La baisse des taux actuellement s’avère favorable aux emprunteurs potentiels. Mais les demandes ne sont pas toutes validées automatiquement par l’établissement prêteur. Seuls les dossiers les plus solides sont retenus. Voici les règles à respecter pour mettre toutes les chances de votre côté.

Les reflexes à adopter pour renforcer l’attractivité de votre demande de crédit

De nos jours, la réalisation d’un projet personnel passe souvent par la souscription d’un crédit immobilier. Mais ce n’est pas toujours gagné d’avance. En négligeant certains paramètres, votre demande d’emprunt risque de tomber à l’eau. En tête de liste, il y a notamment votre taux d’endettement. De fait, celui-ci doit être inférieur ou égal à 35%.

A l’évidence, si vous avez de grosses dettes à payer, votre demande sera rejetée. Impossible de cacher ce genre d’information aux banques, de nos jours. En cas de surendettement, le problème risque de s’aggraver.
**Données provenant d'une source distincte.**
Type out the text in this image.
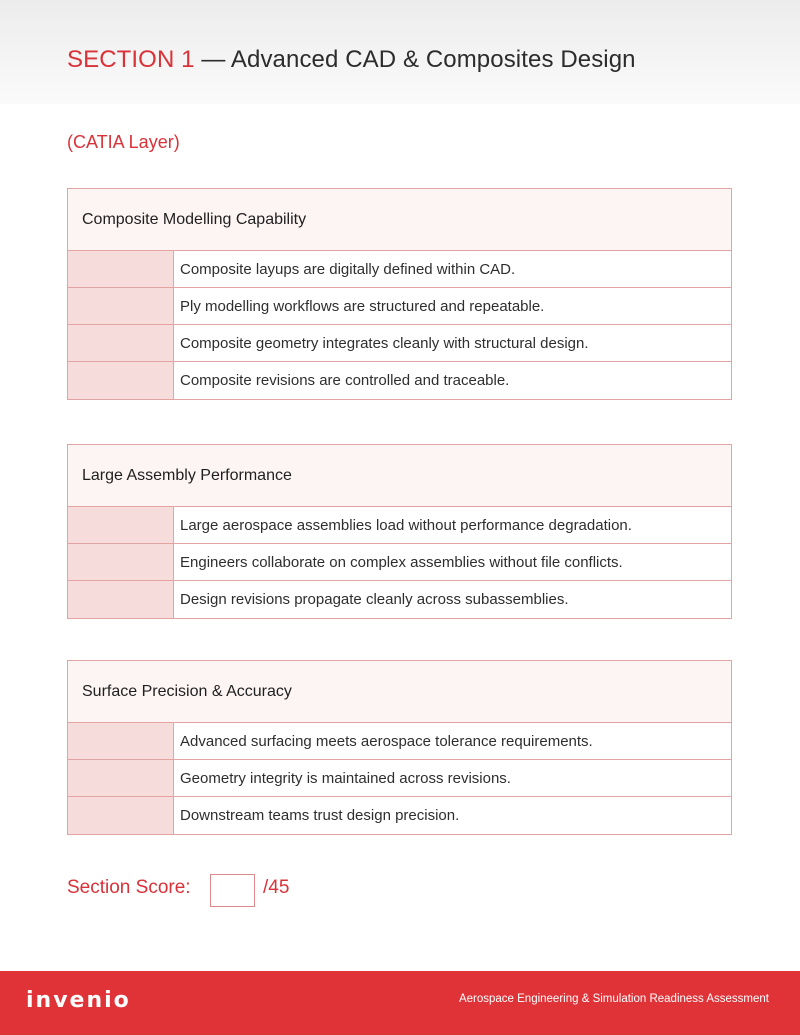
SECTION 1 — Advanced CAD & Composites Design
(CATIA Layer)
Composite Modelling Capability
Composite layups are digitally defined within CAD.
Ply modelling workflows are structured and repeatable.
Composite geometry integrates cleanly with structural design.
Composite revisions are controlled and traceable.
Large Assembly Performance
Large aerospace assemblies load without performance degradation.
Engineers collaborate on complex assemblies without file conflicts.
Design revisions propagate cleanly across subassemblies.
Surface Precision & Accuracy
Advanced surfacing meets aerospace tolerance requirements.
Geometry integrity is maintained across revisions.
Downstream teams trust design precision.
Section Score:	/45
invenio	Aerospace Engineering & Simulation Readiness Assessment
Des défauts de paiement de crédit en cours ne passeront pas inaperçus sous les yeux de votre banquier.

Le cas échéant, vous serez inscrit au FICP (Fichier des incidents de remboursement des crédits aux particuliers). Pour éviter ce fichage, vous devez régulariser votre situation dans un délai de 30 jours.
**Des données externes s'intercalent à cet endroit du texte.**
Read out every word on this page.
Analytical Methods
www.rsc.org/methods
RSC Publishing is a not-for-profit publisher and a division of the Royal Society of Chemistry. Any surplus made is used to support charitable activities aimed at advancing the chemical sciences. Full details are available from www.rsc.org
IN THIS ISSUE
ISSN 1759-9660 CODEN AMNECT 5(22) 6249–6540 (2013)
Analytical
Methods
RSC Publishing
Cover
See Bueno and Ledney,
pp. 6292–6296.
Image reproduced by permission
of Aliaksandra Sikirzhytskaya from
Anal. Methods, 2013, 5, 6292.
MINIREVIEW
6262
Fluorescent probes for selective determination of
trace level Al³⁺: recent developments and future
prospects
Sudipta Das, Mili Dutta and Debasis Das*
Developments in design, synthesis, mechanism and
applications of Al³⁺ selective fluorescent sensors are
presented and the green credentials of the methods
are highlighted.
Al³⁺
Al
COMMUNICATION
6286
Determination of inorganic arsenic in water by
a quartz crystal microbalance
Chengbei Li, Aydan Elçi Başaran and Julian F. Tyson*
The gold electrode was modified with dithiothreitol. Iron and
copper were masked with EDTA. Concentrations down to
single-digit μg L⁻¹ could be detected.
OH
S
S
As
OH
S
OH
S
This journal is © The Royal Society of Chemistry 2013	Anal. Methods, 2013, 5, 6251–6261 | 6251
Les établissements de crédit ainsi que les sociétés de financement peuvent accéder au FICP. L’objectif est de passer au crible la solvabilité de l’emprunteur.

Lors de la souscription d’un nouveau crédit, votre banquier passe au peigne fin vos relevés de compte bancaire. Vous devez d’ailleurs lui en fournir trois exemplaires des derniers mois. Des irrégularités peuvent changer la donne. Des preuves irréfutables d’une mauvaise gestion de vos finances. Il y a donc un certain nombre de dépenses à supprimer, du moins quelques mois avant la souscription d’un crédit.

Ces dépenses à proscrire !

Les négociations d’un crédit immobilier risquent d’être défavorables, surtout si votre dossier comporte des failles. Il s’agit en l’occurrence de dépenses excessives, et non maîtrisées. Aux yeux de votre banquier, celles-ci sont synonymes de risque de non-remboursement d’un prêt immobilier.

Idem pour d’éventuels défauts de paiement récurrents et/ou importants. Il peut s’agir de frais de rejet de prélèvement ou des commissions d’intervention. Le cas échéant, il y a de fortes chances que votre demande de financement soit écartée. En raison, votre capacité à honorer vos mensualités de crédit immobilier sera remise en cause.

Parmi les points redoutés par les banques, il y a également les mensualités de crédit à la consommation. Celles-ci s’apparentent à un comportement financier inapproprié aux yeux des établissements prêteurs. En tête de liste, figurent notamment les crédits non affectés à l’achat d’un véhicule ou à la réalisation de travaux.

La meilleure stratégie consiste à rembourser l’intégralité de ces dettes-là avant de souscrire un nouveau prêt immobilier. Après avoir franchi cette étape, vos chances d’obtenir un crédit plus favorable seront élevées.

D’autres dépenses sont à proscrire. Citons notamment les shoppings trop fréquents. Limitez-les dans la mesure du possible. Idem pour les paiements réguliers sur des sites de jeux en ligne, de casino ou de jeux d’argent. A la place, privilégiez l’épargne sécuritaire à l’instar de l’assurance-vie ou du Livret A. Les crypto-monnaies, quant à elles, sont à proscrire dans le cadre de la souscription d’un nouveau crédit.